The irony is hard to miss. A government that insists it is firmly in control of national security is now reacting to a story that suggests foreign powers can be nudged toward military action by unverified reports and domestic advocacy. If that perception is false, then it deserves an immediate, detailed, and confident rebuttal backed by facts. If it is even partially true, then it represents a damning indictment of Nigeria’s intelligence diplomacy.

What is clear is that scapegoating, whether explicit or implied, solves nothing. Turning this into another Igbo problem will not erase the reality of terrorism, banditry, or state failure in parts of the country. It will only deepen mistrust and reinforce the idea that the Nigerian state responds to crisis not with clarity, but with politics.

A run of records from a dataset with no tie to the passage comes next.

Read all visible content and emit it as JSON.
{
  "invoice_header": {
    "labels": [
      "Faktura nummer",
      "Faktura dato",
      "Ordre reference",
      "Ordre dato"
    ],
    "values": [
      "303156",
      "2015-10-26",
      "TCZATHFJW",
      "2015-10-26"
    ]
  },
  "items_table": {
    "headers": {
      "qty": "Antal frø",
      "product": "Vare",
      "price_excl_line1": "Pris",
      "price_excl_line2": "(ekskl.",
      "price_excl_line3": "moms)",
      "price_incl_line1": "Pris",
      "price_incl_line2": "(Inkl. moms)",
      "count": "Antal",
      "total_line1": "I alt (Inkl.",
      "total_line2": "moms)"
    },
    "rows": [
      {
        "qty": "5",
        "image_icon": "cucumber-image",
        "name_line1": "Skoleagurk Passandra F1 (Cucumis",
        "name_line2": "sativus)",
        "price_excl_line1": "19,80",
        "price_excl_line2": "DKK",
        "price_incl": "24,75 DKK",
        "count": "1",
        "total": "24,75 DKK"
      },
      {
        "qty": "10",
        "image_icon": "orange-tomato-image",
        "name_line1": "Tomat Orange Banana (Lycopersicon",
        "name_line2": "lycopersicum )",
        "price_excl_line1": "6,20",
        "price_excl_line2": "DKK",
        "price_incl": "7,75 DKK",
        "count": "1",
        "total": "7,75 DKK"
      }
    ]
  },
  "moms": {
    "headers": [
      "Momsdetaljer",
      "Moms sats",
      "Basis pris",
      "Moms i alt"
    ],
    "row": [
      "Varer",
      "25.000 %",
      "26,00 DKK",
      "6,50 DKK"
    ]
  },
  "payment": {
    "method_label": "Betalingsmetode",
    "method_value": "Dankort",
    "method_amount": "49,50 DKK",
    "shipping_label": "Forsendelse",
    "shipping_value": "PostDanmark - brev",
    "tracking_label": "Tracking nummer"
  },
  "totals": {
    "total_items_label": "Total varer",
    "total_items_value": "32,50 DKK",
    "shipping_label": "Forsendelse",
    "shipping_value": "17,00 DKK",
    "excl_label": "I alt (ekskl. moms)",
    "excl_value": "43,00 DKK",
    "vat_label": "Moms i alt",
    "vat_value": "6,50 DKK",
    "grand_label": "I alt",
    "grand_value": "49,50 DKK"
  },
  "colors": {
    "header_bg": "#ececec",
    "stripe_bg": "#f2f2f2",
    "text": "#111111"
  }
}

So yes, the question must be asked plainly, without euphemism and without fear.

So this is the propaganda the Tinubu government spent $9 million on?

Nigeria is still struggling to control the narrative about its own security—a government that reacts more sharply to perceived embarrassment than to the problem’s roots. And a country once again watching ethnicity dragged into a crisis that demands honesty, competence, and leadership instead.